Model Selection in Contextual Stochastic Bandit Problems

Aldo Pacchiano, My Phan, Yasin Abbasi-Yadkori, Anup Rao, Julian Zimmert, Tor Lattimore, Csaba Szepesvári

被引用 103 次

摘要

We study bandit model selection in stochastic environments. Our approach relies on a meta-algorithm that selects between candidate base algorithms. We develop a meta-algorithm-base algorithm abstraction that can work with general classes of base algorithms and different type of adversarial meta-algorithms. Our methods rely on a novel and generic smoothing transformation for bandit algorithms that permits us to obtain optimal O( √ T ) model selection guarantees for stochastic contextual bandit problems as long as the optimal base algorithm satisfies a high probability regret guarantee. We show through a lower bound that even when one of the base algorithms has O(log T ) regret, in general it is impossible to get better than Ω( √ T ) regret in model selection, even asymptotically.
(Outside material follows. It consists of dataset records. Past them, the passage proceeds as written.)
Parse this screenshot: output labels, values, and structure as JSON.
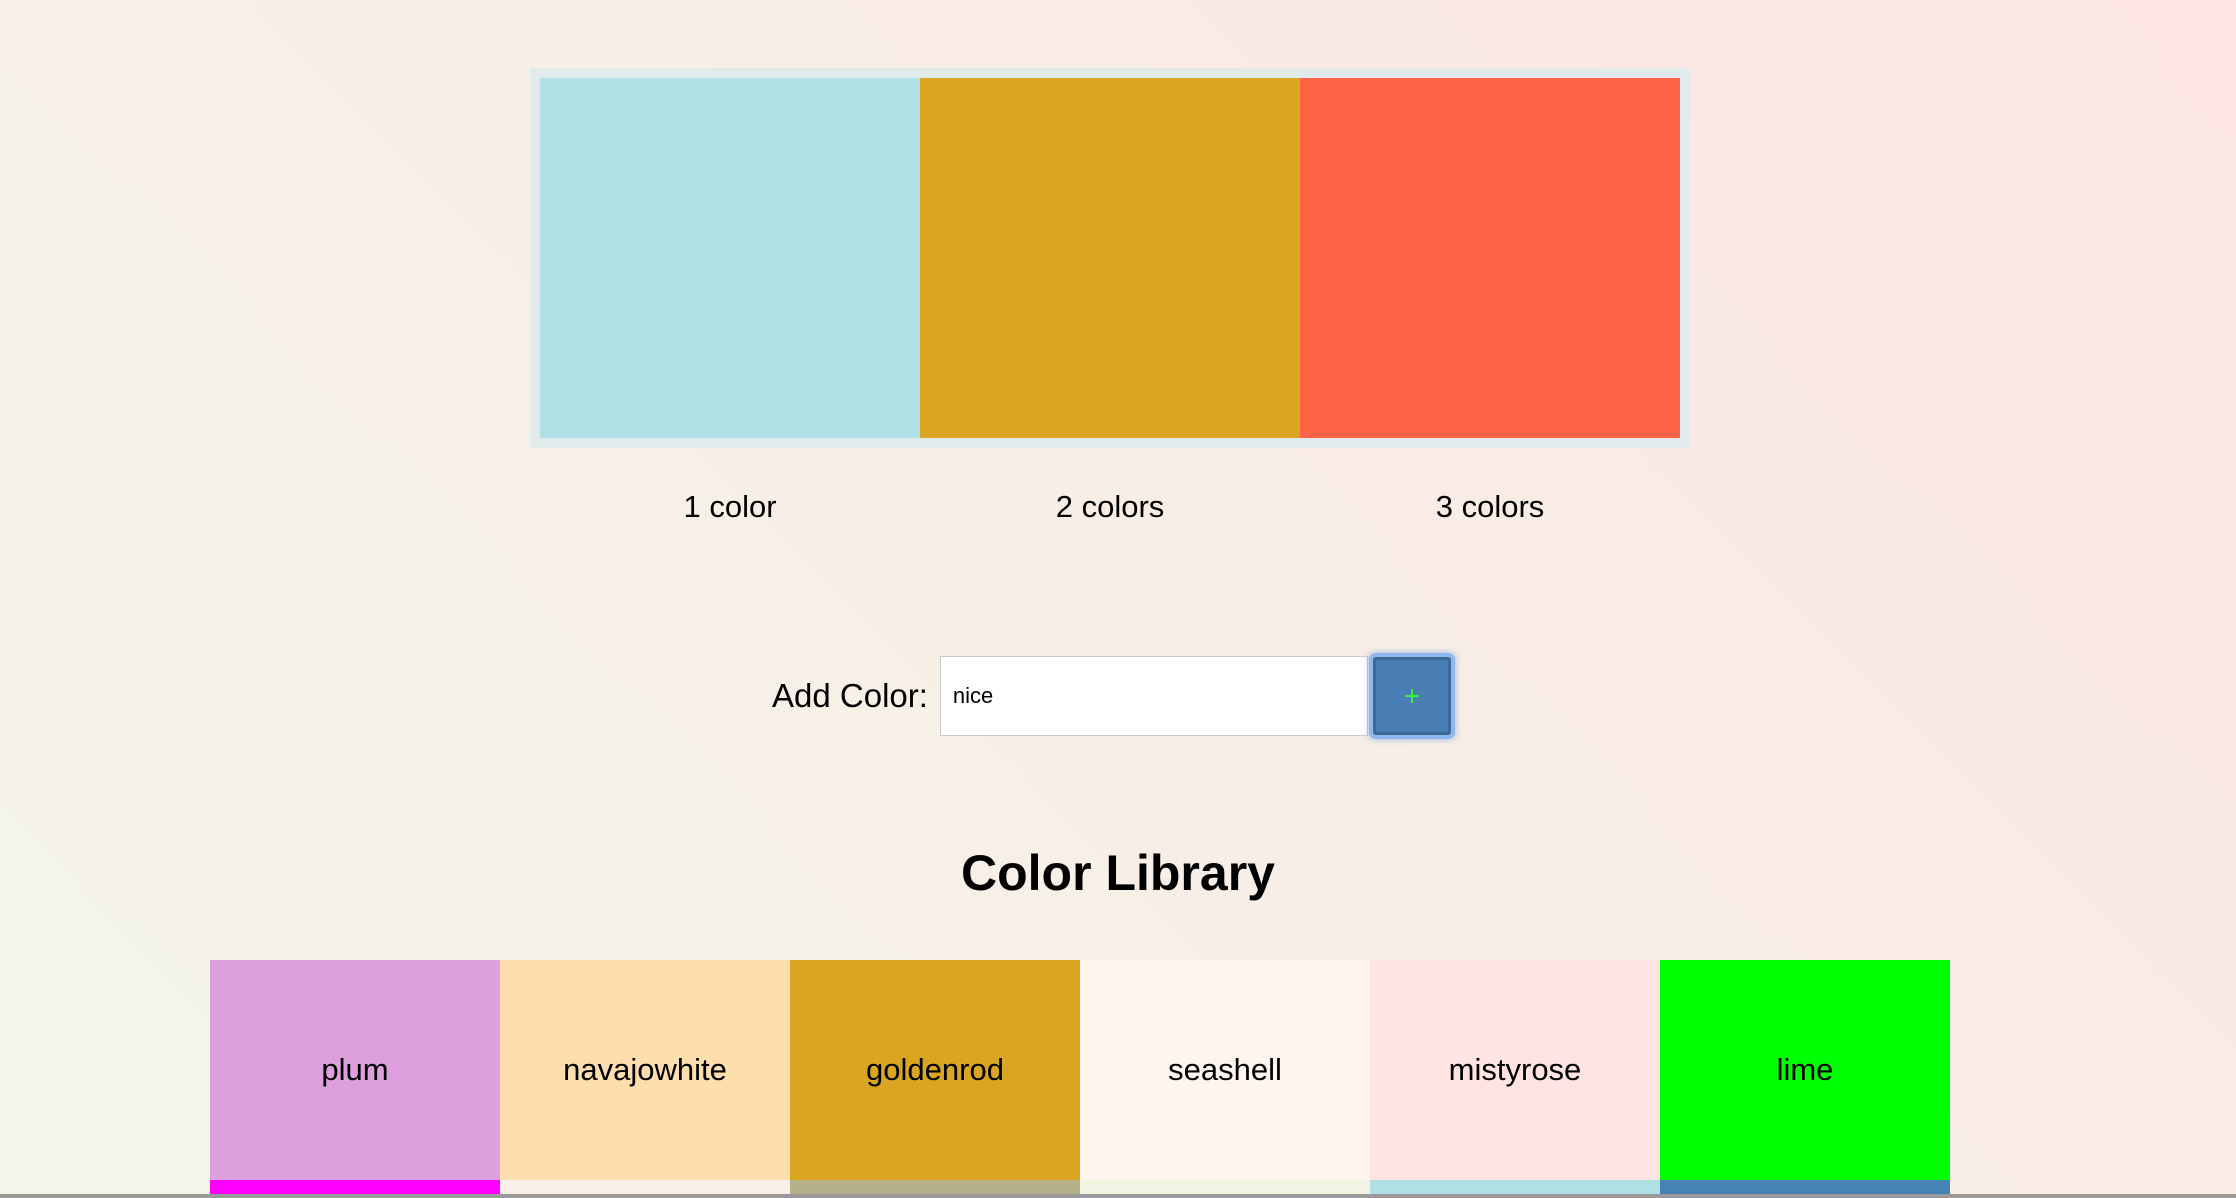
{
  "palette": {
    "swatches": [
      {
        "color": "#b0e0e6",
        "label": "1 color"
      },
      {
        "color": "#daa520",
        "label": "2 colors"
      },
      {
        "color": "#ff6347",
        "label": "3 colors"
      }
    ]
  },
  "add_color": {
    "label": "Add Color:",
    "input_value": "nice",
    "button_label": "+"
  },
  "library": {
    "title": "Color Library",
    "tiles": [
      {
        "name": "plum",
        "color": "#dda0dd"
      },
      {
        "name": "navajowhite",
        "color": "#ffdead"
      },
      {
        "name": "goldenrod",
        "color": "#daa520"
      },
      {
        "name": "seashell",
        "color": "#fff5ee"
      },
      {
        "name": "mistyrose",
        "color": "#ffe4e1"
      },
      {
        "name": "lime",
        "color": "#00ff00"
      }
    ],
    "next_row_colors": [
      "#ff00ff",
      "#f8f0e8",
      "#b5b08a",
      "#f3f3e4",
      "#b0e0e6",
      "#4682b4"
    ]
  }
}
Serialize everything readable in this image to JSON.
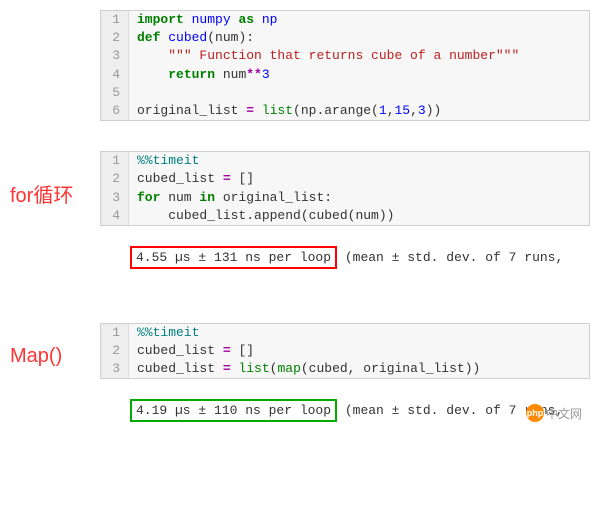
{
  "block1": {
    "lines": [
      "1",
      "2",
      "3",
      "4",
      "5",
      "6"
    ],
    "t": {
      "import": "import",
      "numpy": "numpy",
      "as": "as",
      "np": "np",
      "def": "def",
      "cubed": "cubed",
      "num_param": "(num):",
      "docstring": "\"\"\" Function that returns cube of a number\"\"\"",
      "return": "return",
      "num_var": "num",
      "pow": "**",
      "three": "3",
      "orig": "original_list ",
      "eq": "=",
      "list": " list",
      "np_call": "(np",
      "arange": ".arange(",
      "a1": "1",
      "c1": ",",
      "a2": "15",
      "c2": ",",
      "a3": "3",
      "close": "))"
    }
  },
  "for_label": "for循环",
  "block2": {
    "lines": [
      "1",
      "2",
      "3",
      "4"
    ],
    "t": {
      "timeit": "%%timeit",
      "cubed_list": "cubed_list ",
      "eq": "=",
      "empty": " []",
      "for": "for",
      "num": " num ",
      "in": "in",
      "orig": " original_list:",
      "call": "cubed_list.append(cubed(num))"
    }
  },
  "output_for": {
    "highlight": "4.55 µs ± 131 ns per loop",
    "rest": " (mean ± std. dev. of 7 runs,"
  },
  "map_label": "Map()",
  "block3": {
    "lines": [
      "1",
      "2",
      "3"
    ],
    "t": {
      "timeit": "%%timeit",
      "cubed_list": "cubed_list ",
      "eq": "=",
      "empty": " []",
      "cubed_list2": "cubed_list ",
      "list": " list",
      "map": "map",
      "args": "(cubed, original_list))",
      "lp": "("
    }
  },
  "output_map": {
    "highlight": "4.19 µs ± 110 ns per loop",
    "rest": " (mean ± std. dev. of 7 runs,"
  },
  "watermark": {
    "ball": "php",
    "text": "中文网"
  }
}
Using our techniques, we address model selection in a variety of problems such as misspecified linear contextual bandits [LSW20], linear bandit with unknown dimension [FKL19] and reinforcement learning with unknown feature maps. Our algorithm requires the knowledge of the optimal base regret to adjust the meta-algorithm learning rate. We show that without such prior knowledge any meta-algorithm can suffer a regret larger than the optimal base regret.